The idea that a human could lose their humanness sounds absurd to anyone who grew up in an analog world.  However, the generations growing up in today’s digital world are integrated so intimately with technology that many see it as an extension of self and means of self-expression.  Turkle’s experiments and analysis of teens’ cell phone usage reflects this idea.  When their cell phone is taken away, teens speak of the loss as an “anxiety of disconnection.[1]” It’s almost as severe as the loss of the companionship of another human being.  The current trend in programming languages toward more characteristically human structures only contributes to the complete acceptance of technology integrated into all aspects of life.  Indeed the computer seems more human as it “employ[s] terms borrowed from the description of human interaction – dialogue, conversation, and so forth” (Suchman).  Computer languages themselves are so abstracted that almost anyone can guess what the Ruby line ‘print “hello world'” will do. As the computer is perceived more human, and “demonstrate[s] some evidence of recognizably human abilities, we are inclined to endow [it] with the rest” (Suchman).  Humans are inclined to see themselves in the computer and therefore more likely to accept it into their lives without questioning its role.

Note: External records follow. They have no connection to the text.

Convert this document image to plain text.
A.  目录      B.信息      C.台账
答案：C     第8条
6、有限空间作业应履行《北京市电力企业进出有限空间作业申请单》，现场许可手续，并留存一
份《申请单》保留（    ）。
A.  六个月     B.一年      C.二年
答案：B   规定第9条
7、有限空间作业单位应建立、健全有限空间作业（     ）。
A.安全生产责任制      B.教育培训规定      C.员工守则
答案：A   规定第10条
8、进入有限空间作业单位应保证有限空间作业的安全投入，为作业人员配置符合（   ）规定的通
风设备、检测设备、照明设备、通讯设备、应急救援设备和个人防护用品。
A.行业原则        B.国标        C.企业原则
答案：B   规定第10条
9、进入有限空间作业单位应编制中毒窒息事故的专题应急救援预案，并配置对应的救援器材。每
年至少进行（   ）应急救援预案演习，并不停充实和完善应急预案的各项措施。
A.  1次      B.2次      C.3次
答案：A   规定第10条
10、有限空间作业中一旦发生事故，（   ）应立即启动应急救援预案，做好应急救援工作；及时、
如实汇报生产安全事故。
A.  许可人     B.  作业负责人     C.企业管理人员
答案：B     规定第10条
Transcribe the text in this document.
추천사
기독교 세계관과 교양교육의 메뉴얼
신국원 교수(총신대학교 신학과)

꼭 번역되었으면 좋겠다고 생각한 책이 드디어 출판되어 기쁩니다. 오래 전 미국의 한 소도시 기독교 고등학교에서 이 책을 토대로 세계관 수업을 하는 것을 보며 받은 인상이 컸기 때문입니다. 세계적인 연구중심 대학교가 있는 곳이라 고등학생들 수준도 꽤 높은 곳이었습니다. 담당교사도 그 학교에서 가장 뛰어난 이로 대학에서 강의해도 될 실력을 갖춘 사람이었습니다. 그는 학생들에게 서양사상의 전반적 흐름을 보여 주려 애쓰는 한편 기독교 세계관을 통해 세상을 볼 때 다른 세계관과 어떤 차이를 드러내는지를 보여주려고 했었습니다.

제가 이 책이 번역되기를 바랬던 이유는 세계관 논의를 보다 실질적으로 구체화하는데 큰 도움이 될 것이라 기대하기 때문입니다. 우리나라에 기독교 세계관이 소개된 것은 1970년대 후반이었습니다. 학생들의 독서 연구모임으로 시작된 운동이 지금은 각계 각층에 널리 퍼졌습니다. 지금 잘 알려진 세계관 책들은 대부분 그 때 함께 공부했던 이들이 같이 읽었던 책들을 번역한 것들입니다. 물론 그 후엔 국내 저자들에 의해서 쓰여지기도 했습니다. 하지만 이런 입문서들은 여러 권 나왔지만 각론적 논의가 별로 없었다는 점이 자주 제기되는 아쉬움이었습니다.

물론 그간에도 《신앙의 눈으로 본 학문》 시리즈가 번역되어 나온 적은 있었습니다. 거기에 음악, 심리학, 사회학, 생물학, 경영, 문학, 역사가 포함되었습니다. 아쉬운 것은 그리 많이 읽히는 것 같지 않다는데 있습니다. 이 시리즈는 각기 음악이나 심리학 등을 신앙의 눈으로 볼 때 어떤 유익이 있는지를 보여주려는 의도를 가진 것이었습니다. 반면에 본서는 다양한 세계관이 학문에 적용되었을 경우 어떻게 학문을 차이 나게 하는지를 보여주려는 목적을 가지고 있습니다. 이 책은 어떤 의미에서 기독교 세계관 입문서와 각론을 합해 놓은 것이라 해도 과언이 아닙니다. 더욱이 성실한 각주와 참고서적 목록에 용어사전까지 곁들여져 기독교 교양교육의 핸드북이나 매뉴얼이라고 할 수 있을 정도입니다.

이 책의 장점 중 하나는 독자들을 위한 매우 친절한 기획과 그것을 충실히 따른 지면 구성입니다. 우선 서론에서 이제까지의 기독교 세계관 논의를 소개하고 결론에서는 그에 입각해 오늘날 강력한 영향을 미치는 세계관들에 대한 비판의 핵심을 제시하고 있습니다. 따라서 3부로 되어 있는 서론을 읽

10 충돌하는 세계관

Van Kranenburg recognizes a continued lack of critical thinking around technology through his observation that machines trend more and more toward complexity and less and less toward understandability.  Van Kranenburg sites the fact that a car manual that used to be one-hundred pages is now more than a million, unintelligible without the aid of a computer.  When the parts are unintelligible, human’s natural inclination is to “to ascribe actions to the entity rather than to it’s parts” (Suchman).  Technology is no longer seen as something made and put together, which inherently implies it can also be taken apart.  Rather, technology is seen as a whole, functioning on its own.  Because of this, its acceptance comes more easily into the fabric of everyday life.

A new world of integrated technology promises safety.  It promises that we know more about the world, but also, that more about the individual is known to the world.  Van Kranenburg claims that this results in a loss of privacy where there is no more public, but only audience.  People are only data streams to be analyzed and observed and reduced to a predictable number.  However, it is in acquiescing to these norms the very nature of humanness, with all its fallibility and unpredictable is indeed lost.   Not only are individuals reduced in this ambient world, but the mystery of Nature herself succumbs to the illusion of control.  An abundance of data creates a false sense of understanding, for it is only with mystery taken out of life’s equation, that one can also find the beauty and meaning.

While it’s easier to reduce van Kranenburg’s arguments to some Orwellian warning fit only for Luddites or science fiction enthusiasts, his assertions are backed in the history and progression of human computer interaction.   Without further intervention and an open debate about how and when technologies should integrate into everyday life, humans might are in great danger of losing their form, their essence, their three-dimensionality.